Ela lembra que o MPSC empregou esforços para que, durante o período iniciado em decorrência da pandemia de covid-19, as prestações pecuniárias de transações penais e acordos de não persecuções penais fossem encaminhadas diretamente aos Fundos Municipais da Saúde, sendo o Fundo Municipal de Saúde de Santa Rosa de Lima um dos beneficiados.
“No entanto, infelizmente, em vez de o Município ter direcionado valores para o incremento do sistema de saúde municipal, a servidora pública invariavelmente incorporou ao seu patrimônio parte de tais valores, utilizando, inclusive, para aquisição de uma motocicleta”, afirmou.
Outros envolvidos
Na mesma ação civil pública, o Prefeito e o proprietário da empresa também têm suas condutas apontadas como irregulares. No curso das diligências investigativas do MPSC, verificou-se que, desde 2017, o Prefeito procedeu a contratação da referida empresa ao arrepio dos ditames legais, sem qualquer procedimento licitatório e desprovido de formalização, mesmo durante os sucessivos e consecutivos cinco anos de suposta prestação de serviços. O contrato formal nem sequer teria existido e o vínculo permanecido ativo até dezembro de 2022.

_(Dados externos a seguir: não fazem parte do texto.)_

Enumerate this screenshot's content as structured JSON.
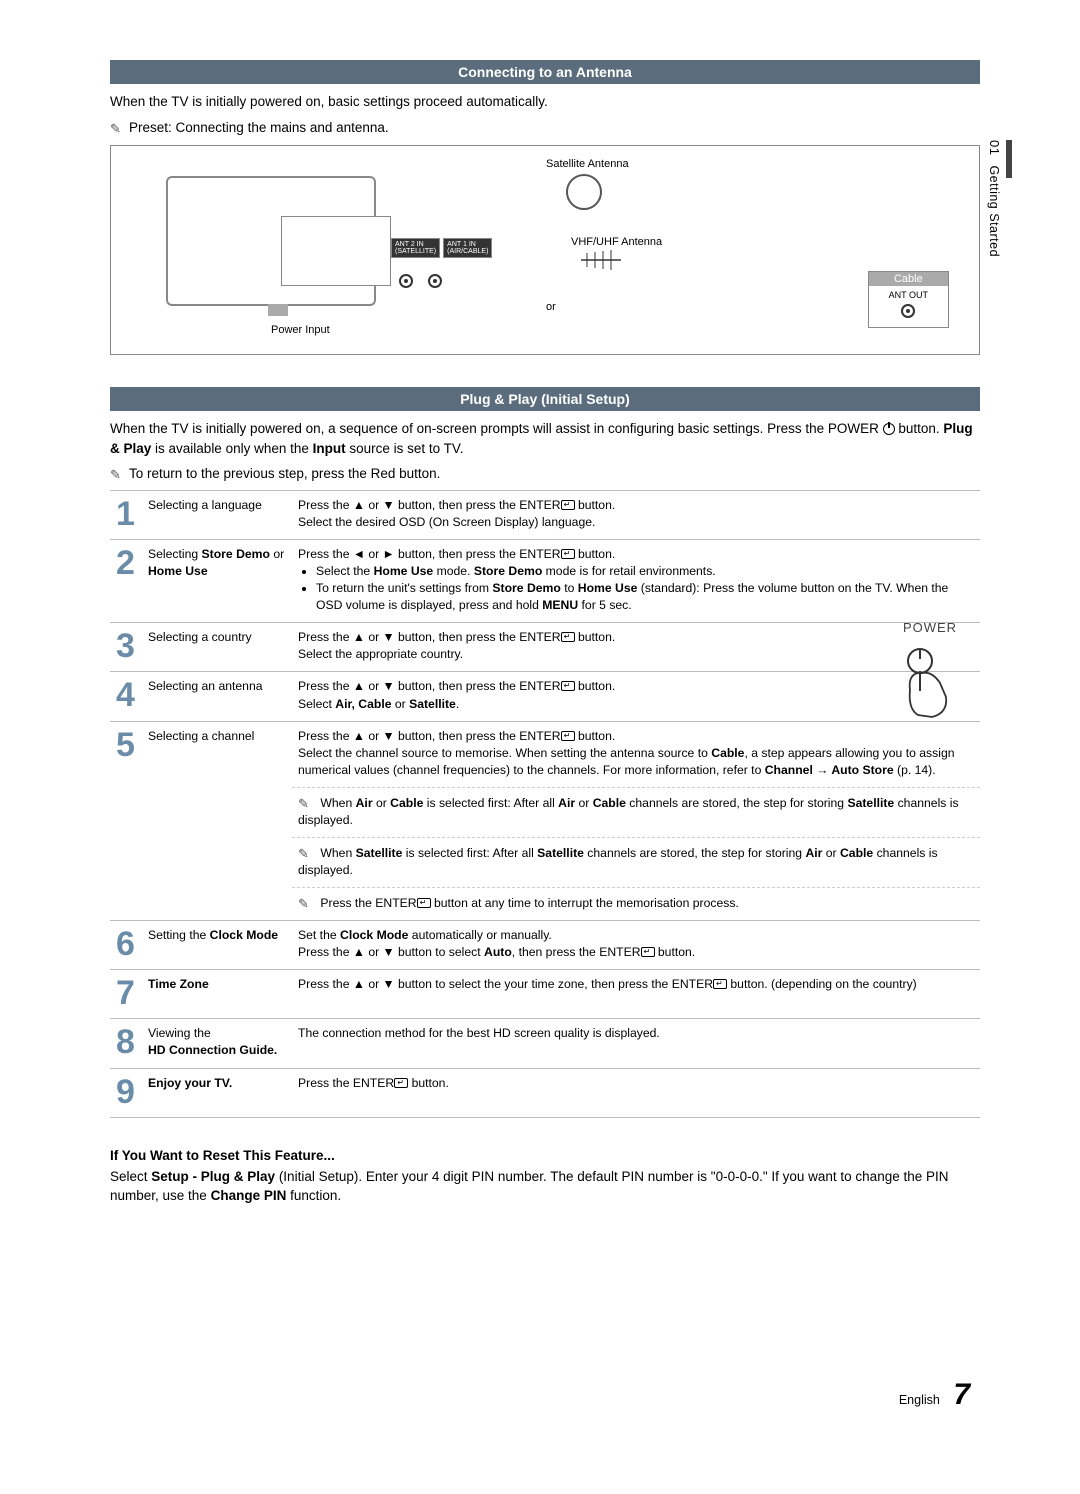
{
  "sidebar": {
    "chapter_num": "01",
    "chapter_title": "Getting Started"
  },
  "section1": {
    "title": "Connecting to an Antenna",
    "intro": "When the TV is initially powered on, basic settings proceed automatically.",
    "preset_note": "Preset: Connecting the mains and antenna.",
    "diagram": {
      "satellite": "Satellite Antenna",
      "vhf": "VHF/UHF Antenna",
      "ant2": "ANT 2 IN\n(SATELLITE)",
      "ant1": "ANT 1 IN\n(AIR/CABLE)",
      "or": "or",
      "power_input": "Power Input",
      "cable_title": "Cable",
      "ant_out": "ANT OUT"
    }
  },
  "section2": {
    "title": "Plug & Play (Initial Setup)",
    "intro_a": "When the TV is initially powered on, a sequence of on-screen prompts will assist in configuring basic settings. Press the POWER ",
    "intro_b": " button. ",
    "intro_bold1": "Plug & Play",
    "intro_c": " is available only when the ",
    "intro_bold2": "Input",
    "intro_d": " source is set to TV.",
    "return_note": "To return to the previous step, press the Red button.",
    "power_label": "POWER"
  },
  "steps": [
    {
      "n": "1",
      "label": "Selecting a language",
      "desc_a": "Press the ▲ or ▼ button, then press the ENTER",
      "desc_b": " button.",
      "desc_c": "Select the desired OSD (On Screen Display) language."
    },
    {
      "n": "2",
      "label_a": "Selecting ",
      "label_b": "Store Demo",
      "label_c": " or ",
      "label_d": "Home Use",
      "desc_a": "Press the ◄ or ► button, then press the ENTER",
      "desc_b": " button.",
      "bullets": [
        {
          "a": "Select the ",
          "b": "Home Use",
          "c": " mode. ",
          "d": "Store Demo",
          "e": " mode is for retail environments."
        },
        {
          "a": "To return the unit's settings from ",
          "b": "Store Demo",
          "c": " to ",
          "d": "Home Use",
          "e": " (standard): Press the volume button on the TV. When the OSD volume is displayed, press and hold ",
          "f": "MENU",
          "g": " for 5 sec."
        }
      ]
    },
    {
      "n": "3",
      "label": "Selecting a country",
      "desc_a": "Press the ▲ or ▼ button, then press the ENTER",
      "desc_b": " button.",
      "desc_c": "Select the appropriate country."
    },
    {
      "n": "4",
      "label": "Selecting an antenna",
      "desc_a": "Press the ▲ or ▼ button, then press the ENTER",
      "desc_b": " button.",
      "desc_c": "Select ",
      "desc_bold": "Air, Cable",
      "desc_d": " or ",
      "desc_bold2": "Satellite",
      "desc_e": "."
    },
    {
      "n": "5",
      "label": "Selecting a channel",
      "desc_a": "Press the ▲ or ▼ button, then press the ENTER",
      "desc_b": " button.",
      "desc_long_a": "Select the channel source to memorise. When setting the antenna source to ",
      "desc_long_b": "Cable",
      "desc_long_c": ", a step appears allowing you to assign numerical values (channel frequencies) to the channels. For more information, refer to ",
      "desc_long_d": "Channel → Auto Store",
      "desc_long_e": " (p. 14).",
      "note1_a": "When ",
      "note1_b": "Air",
      "note1_c": " or ",
      "note1_d": "Cable",
      "note1_e": " is selected first: After all ",
      "note1_f": "Air",
      "note1_g": " or ",
      "note1_h": "Cable",
      "note1_i": " channels are stored, the step for storing ",
      "note1_j": "Satellite",
      "note1_k": " channels is displayed.",
      "note2_a": "When ",
      "note2_b": "Satellite",
      "note2_c": " is selected first: After all ",
      "note2_d": "Satellite",
      "note2_e": " channels are stored, the step for storing ",
      "note2_f": "Air",
      "note2_g": " or ",
      "note2_h": "Cable",
      "note2_i": " channels is displayed.",
      "note3_a": "Press the ENTER",
      "note3_b": " button at any time to interrupt the memorisation process."
    },
    {
      "n": "6",
      "label_a": "Setting the ",
      "label_b": "Clock Mode",
      "desc_a": "Set the ",
      "desc_b": "Clock Mode",
      "desc_c": " automatically or manually.",
      "desc_d": "Press the ▲ or ▼ button to select ",
      "desc_e": "Auto",
      "desc_f": ", then press the ENTER",
      "desc_g": " button."
    },
    {
      "n": "7",
      "label": "Time Zone",
      "desc_a": "Press the ▲ or ▼ button to select the your time zone, then press the ENTER",
      "desc_b": " button. (depending on the country)"
    },
    {
      "n": "8",
      "label_a": "Viewing the ",
      "label_b": "HD Connection Guide.",
      "desc": "The connection method for the best HD screen quality is displayed."
    },
    {
      "n": "9",
      "label": "Enjoy your TV.",
      "desc_a": "Press the ENTER",
      "desc_b": " button."
    }
  ],
  "reset": {
    "heading": "If You Want to Reset This Feature...",
    "body_a": "Select ",
    "body_b": "Setup - Plug & Play",
    "body_c": " (Initial Setup). Enter your 4 digit PIN number. The default PIN number is \"0-0-0-0.\" If you want to change the PIN number, use the ",
    "body_d": "Change PIN",
    "body_e": " function."
  },
  "footer": {
    "lang": "English",
    "page": "7"
  }
}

A partir de 2017, a cada início de exercício, novos pagamentos foram efetuados em favor da empresa, como uma espécie de prorrogação do contrato, cujos aditivos de tempo, a exemplo do ato administrativo originário, também não existem formalmente.
A ação civil pública imputa o ato de improbidade administrativa ao próprio sócio proprietário, representante legal de pessoa jurídica “contratada” pelo poder público, que, enquanto pessoa física, prestou indispensável auxílio e concorrido para a prática do ato.